BEIRUT (Reuters) - Syria accused Turkey on Thursday of playing a “fundamental role” in supporting terrorism by opening its airport and border to al Qaeda and other jihadists to carry out attacks inside Syria.
Once close allies, the two countries’ relationship quickly deteriorated as President Bashar al-Assad intensified a crackdown in a 17-month-old uprising against his rule.
Turkish Prime Minister Tayyip Erdogan has called on Assad to leave and Ankara has set up a sprawling refugee camp along the border which houses thousands of Syrian refugees.
Several military officers have defected to Turkey and the nominal commander of the Free Syrian Army, a loosely coordinated group of insurgents fighting Assad’s forces, is also based there.
“The Turkish government plays a fundamental role in supporting terrorism by opening its airport and borders to host al Qaeda elements, jihadists and salafists,” Syria’s foreign ministry said in a statement circulated on state television.

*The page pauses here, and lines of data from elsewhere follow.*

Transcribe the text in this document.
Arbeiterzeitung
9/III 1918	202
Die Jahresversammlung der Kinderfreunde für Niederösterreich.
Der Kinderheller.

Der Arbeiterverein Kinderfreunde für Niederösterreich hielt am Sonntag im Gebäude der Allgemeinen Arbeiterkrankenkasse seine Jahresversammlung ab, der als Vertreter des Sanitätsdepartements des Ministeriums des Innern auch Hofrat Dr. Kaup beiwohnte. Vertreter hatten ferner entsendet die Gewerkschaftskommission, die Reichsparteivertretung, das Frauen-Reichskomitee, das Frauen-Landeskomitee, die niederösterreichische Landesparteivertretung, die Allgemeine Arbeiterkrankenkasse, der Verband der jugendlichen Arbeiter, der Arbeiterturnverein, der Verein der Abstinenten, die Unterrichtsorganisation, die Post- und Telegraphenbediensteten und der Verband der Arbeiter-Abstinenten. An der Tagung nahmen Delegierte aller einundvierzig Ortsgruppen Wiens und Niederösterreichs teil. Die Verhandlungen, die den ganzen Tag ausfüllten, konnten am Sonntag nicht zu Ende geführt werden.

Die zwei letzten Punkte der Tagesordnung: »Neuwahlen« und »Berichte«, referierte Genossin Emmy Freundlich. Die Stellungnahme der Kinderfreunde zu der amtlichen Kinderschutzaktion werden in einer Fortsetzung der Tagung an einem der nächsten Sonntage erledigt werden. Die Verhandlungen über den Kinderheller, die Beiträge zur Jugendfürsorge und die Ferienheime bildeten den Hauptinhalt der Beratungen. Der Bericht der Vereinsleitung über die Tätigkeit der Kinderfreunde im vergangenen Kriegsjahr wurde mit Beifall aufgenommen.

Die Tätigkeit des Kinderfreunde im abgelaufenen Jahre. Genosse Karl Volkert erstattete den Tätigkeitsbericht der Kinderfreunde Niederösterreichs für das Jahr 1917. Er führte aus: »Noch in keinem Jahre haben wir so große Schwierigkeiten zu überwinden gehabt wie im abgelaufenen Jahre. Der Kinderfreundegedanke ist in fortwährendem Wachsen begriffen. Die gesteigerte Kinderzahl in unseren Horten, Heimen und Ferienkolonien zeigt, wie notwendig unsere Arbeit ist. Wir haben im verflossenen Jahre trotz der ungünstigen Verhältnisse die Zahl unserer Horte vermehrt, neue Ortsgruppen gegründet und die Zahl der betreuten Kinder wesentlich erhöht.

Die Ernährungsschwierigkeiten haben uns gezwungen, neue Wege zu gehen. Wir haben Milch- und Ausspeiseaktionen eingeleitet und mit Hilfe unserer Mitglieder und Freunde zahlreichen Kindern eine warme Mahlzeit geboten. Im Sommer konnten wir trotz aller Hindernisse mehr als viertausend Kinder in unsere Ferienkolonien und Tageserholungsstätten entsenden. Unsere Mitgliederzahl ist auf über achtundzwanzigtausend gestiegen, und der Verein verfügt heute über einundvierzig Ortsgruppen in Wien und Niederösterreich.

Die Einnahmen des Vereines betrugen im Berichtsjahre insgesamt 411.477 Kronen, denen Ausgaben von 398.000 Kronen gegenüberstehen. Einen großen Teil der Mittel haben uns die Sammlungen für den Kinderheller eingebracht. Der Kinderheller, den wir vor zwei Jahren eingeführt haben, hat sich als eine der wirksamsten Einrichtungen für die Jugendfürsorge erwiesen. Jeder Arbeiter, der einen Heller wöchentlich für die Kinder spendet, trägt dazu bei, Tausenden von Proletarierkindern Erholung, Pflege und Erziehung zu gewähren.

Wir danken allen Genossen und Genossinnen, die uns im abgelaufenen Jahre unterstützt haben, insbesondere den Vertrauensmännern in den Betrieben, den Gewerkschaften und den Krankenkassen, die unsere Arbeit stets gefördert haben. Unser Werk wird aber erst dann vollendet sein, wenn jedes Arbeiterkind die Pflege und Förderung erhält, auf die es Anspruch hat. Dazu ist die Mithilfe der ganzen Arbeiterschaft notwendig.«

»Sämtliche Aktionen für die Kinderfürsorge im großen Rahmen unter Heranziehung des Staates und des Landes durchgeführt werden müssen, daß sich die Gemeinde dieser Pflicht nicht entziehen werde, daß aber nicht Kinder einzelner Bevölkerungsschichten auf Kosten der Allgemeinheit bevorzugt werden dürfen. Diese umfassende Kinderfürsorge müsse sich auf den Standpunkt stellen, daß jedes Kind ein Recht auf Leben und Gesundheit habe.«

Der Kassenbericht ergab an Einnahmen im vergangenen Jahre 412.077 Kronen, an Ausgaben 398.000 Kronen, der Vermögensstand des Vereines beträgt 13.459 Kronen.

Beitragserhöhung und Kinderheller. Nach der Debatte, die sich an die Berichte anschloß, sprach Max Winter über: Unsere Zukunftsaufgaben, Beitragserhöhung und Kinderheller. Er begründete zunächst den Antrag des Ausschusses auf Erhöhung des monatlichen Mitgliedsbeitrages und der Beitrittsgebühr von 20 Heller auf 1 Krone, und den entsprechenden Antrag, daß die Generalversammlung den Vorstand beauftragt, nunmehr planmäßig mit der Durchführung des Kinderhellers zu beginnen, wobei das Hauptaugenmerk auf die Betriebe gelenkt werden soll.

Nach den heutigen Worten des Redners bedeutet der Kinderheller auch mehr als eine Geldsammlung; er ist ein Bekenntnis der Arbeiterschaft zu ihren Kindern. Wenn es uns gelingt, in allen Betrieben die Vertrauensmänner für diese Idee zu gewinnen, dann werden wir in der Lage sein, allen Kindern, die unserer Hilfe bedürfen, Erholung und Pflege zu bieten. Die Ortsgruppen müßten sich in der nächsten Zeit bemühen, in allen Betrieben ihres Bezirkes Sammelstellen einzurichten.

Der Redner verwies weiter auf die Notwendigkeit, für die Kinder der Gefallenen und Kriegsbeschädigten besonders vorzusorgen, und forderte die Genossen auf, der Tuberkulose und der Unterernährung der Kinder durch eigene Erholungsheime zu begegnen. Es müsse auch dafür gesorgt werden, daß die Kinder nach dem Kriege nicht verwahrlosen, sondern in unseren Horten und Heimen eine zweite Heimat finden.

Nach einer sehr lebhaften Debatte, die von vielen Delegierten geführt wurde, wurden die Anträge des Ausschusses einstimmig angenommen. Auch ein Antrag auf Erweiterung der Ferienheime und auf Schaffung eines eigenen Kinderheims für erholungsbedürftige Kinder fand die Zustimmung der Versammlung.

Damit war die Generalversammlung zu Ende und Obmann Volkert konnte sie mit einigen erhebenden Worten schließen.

“The Turkish government has set up on its soil military offices where Israeli, American, Qatari and Saudi intelligence agencies direct the terrorists in their war on the Syrian people,” the statement said.
Damascus also accused France and the United States of sending rebels communications equipment. U.S. sources have said President Barack Obama signed a secret order authorizing U.S. support for rebels seeking to depose Assad.
Gulf sources told Reuters that Turkey had set up a secret base with allies Saudi Arabia and Qatar to direct vital military and communications aid to Syria’s rebels from the city of Adana near the border.
The statement said Turkey had used the camps as “military bases” for terrorists who then headed to Syria to commit crimes.
A Turkish foreign ministry spokesman said: “It is not the first unsupported claim coming from Syria. These speculative claims are not reflecting the truth.”